The following shows this method charted against the current model:
Note here again London is taking a large portion of the allocated revenues.
Investment Management Fully Recognized In New York (Proposal 4)
The last proposal (proposed by Davis and Freeman and working as an extension of proposal 3), would see subsidiaries recording revenues for client services, but Investment Management would be considered a New York Business unit only.
- Fee revenues corresponding to Investment Management (50%) recognized at headquarters.
- Subsidiaries reimbursed for any expenses related to investment management activities in their units plus 10% markup if these expenses qualify as direct controllable costs.

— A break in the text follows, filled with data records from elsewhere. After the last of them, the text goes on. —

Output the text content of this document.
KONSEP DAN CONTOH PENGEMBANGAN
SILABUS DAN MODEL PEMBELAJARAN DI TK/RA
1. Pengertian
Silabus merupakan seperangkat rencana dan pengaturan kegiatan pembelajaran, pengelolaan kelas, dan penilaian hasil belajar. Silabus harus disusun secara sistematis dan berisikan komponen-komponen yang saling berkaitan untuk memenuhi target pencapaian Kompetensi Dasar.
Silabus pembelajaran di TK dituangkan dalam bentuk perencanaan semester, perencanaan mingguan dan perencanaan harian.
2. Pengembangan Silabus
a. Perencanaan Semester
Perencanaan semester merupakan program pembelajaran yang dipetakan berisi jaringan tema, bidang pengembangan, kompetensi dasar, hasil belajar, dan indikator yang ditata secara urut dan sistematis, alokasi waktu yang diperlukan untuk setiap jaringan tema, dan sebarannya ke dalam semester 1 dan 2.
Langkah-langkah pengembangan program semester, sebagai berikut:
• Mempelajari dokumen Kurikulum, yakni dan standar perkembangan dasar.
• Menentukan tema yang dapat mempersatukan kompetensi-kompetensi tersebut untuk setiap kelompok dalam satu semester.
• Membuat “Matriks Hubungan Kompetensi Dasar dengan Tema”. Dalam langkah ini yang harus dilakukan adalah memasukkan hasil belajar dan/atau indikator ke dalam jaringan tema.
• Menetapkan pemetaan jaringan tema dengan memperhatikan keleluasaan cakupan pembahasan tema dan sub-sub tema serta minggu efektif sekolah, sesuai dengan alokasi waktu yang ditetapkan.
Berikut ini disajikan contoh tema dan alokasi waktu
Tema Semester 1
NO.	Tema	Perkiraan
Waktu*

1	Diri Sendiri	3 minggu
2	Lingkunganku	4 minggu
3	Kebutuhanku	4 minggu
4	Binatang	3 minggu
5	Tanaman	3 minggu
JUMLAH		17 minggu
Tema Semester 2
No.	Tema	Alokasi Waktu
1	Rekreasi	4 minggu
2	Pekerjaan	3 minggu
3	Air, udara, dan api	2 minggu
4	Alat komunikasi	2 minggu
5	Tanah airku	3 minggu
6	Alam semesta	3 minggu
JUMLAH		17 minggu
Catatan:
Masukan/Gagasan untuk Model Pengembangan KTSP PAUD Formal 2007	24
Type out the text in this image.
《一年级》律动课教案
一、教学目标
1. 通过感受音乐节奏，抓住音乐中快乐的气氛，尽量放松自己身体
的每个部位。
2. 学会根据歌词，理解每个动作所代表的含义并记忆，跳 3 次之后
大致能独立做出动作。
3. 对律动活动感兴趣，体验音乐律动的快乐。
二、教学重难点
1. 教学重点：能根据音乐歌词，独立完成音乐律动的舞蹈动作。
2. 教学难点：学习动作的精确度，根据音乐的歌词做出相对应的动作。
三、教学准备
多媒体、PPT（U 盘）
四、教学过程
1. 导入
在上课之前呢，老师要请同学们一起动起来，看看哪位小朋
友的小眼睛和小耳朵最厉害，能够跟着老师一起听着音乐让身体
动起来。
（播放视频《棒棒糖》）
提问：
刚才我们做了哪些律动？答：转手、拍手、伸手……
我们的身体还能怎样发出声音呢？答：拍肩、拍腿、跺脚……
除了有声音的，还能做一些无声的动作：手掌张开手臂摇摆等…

- This method takes proposal 3 and customizes it to better fit GII as a whole.
Below you will see 4 charts. The first 2 compare the revenue allocation from the current model and proposal 4, and the following 2 compare operating income of just the subsidiaires:
The proposal by Davis and Freeman puts all of the subsidiaries at an operating loss. Lets look at what happens to New Yorks Income:
Between the two methods, there is an immaterial difference between operating income for the New York office.